Wieczorem Todoroki gadał Uralaka, Midoroja i lida pod ścianą na temat którego chłopak chciał uniknąć, jednak nie było mu dane. Zagadywali ze zachował się jak prawdziwy bohater, ze jest bardzo odważny itp. co chłopaka już zaczynało wkurzać ile razy można poruszać ten sam temat. Blondyn wszystko słyszał i się wkurzył, czuł się słuchając tego jak by on był gorszy i jak by to była jego wina, a przecież nie była. Podszedł do nich odpychając Midoroye na bok by podejść naprzeciwko kolorowo włosowego i przycisnął go do ściany po czym wydarł się.

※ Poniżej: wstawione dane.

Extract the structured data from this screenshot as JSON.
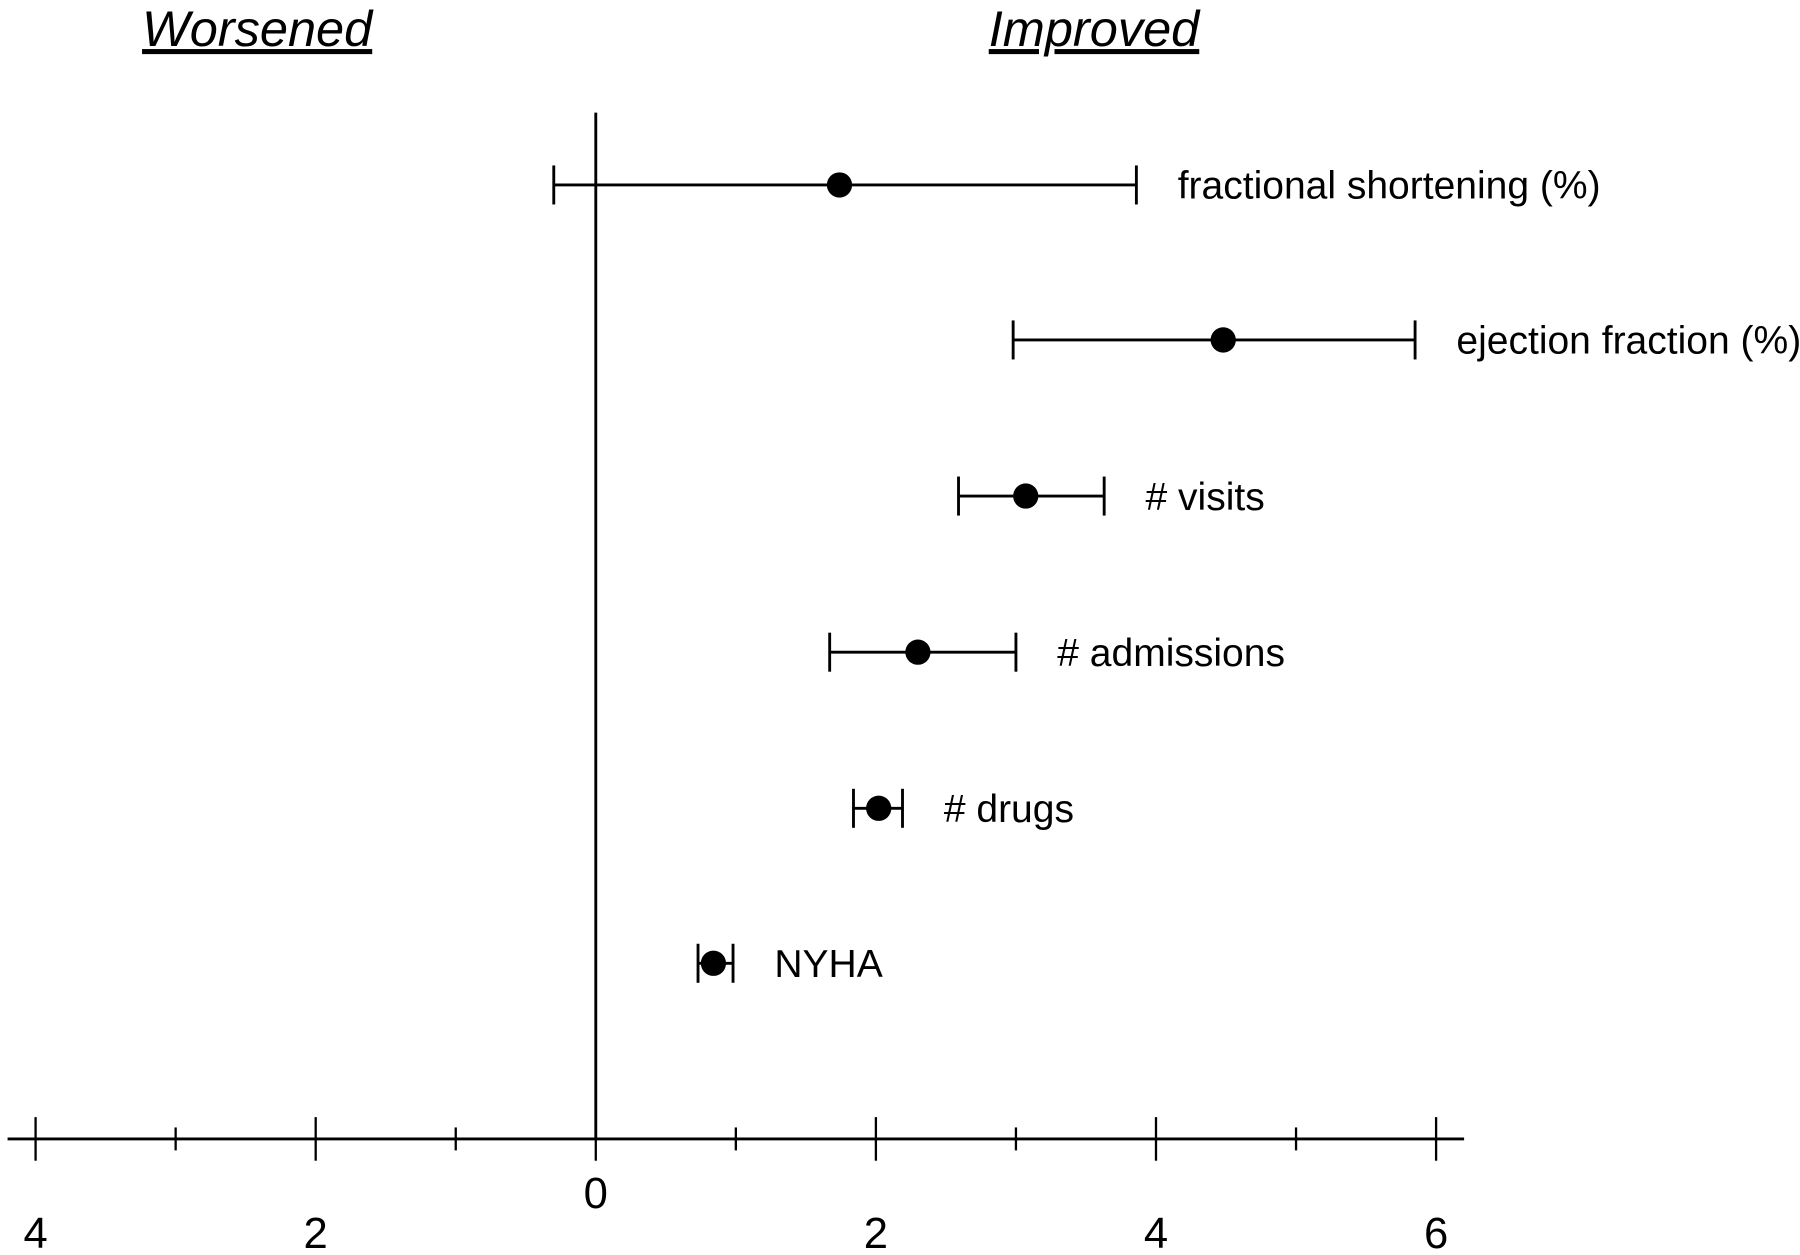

- SAM BYM SOBIE PORADZIŁ, NIE POTRZEBOWAŁEM TWOJEJ POMOCY – wpatrywał się wkurzonym wzrokiem w mieszańca który nawet się nie wzruszył wybuchem blondyna.

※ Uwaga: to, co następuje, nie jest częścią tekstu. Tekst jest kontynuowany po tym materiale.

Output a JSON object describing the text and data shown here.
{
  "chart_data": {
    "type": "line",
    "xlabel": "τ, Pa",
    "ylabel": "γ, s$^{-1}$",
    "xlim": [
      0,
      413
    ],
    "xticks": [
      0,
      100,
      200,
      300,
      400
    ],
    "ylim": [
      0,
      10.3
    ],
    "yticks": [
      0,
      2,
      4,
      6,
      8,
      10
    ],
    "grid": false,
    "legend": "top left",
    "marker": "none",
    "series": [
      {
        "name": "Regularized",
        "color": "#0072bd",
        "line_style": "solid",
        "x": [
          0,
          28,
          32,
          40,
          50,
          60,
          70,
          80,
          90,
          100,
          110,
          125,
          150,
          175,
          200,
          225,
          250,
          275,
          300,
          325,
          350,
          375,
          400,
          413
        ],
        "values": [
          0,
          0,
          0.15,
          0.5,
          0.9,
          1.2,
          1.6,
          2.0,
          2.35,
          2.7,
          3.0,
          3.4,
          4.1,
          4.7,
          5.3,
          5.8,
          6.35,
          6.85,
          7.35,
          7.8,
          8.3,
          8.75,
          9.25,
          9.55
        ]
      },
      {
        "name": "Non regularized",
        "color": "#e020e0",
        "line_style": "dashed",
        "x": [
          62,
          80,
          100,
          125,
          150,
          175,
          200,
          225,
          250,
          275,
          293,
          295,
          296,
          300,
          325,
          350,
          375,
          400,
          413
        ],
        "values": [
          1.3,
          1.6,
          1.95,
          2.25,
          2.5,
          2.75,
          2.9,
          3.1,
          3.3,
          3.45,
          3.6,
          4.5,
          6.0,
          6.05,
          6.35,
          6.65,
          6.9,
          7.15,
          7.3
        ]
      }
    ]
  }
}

- uspokój się – powiedziała zdenerwowana brunetka.

Chłopak spojrzał na nią i odruchowo jeszcze bardziej naciskał na Todorokiego całym swoim ciałem.-bo co ?- zapytał miną mówioną „zabije cię" co doprowadziło dziewczynę do niemiłych dreszczy.

Nie zdawał sobie sprawy jaki ból wywołał przez to u chłopaka. Todoroki go odepchną na podłogę i złapał się za bolące żebra. Ból robił się coraz większy i wiedział że sam nie przejdzie, bez żadnego słowa udał się do siebie by wziąć leki. Ból na brzuch był do zniesienia ale na żebrach pogłębiał się z każdym głębszym oraz płytkim oddechem.

Blond włosy chłopak patrzył się w szoku w pustą ścianę gdzie jeszcze przed chwilą stał chłopak i wiedział ze przesadził w końcu on dobrze wiedział jakie miał obrażenia a się nie zastopował. Słyszał komentarze Uraraki i Lindy ze przesadził nic im nie odpowiedział wstał i odszedł.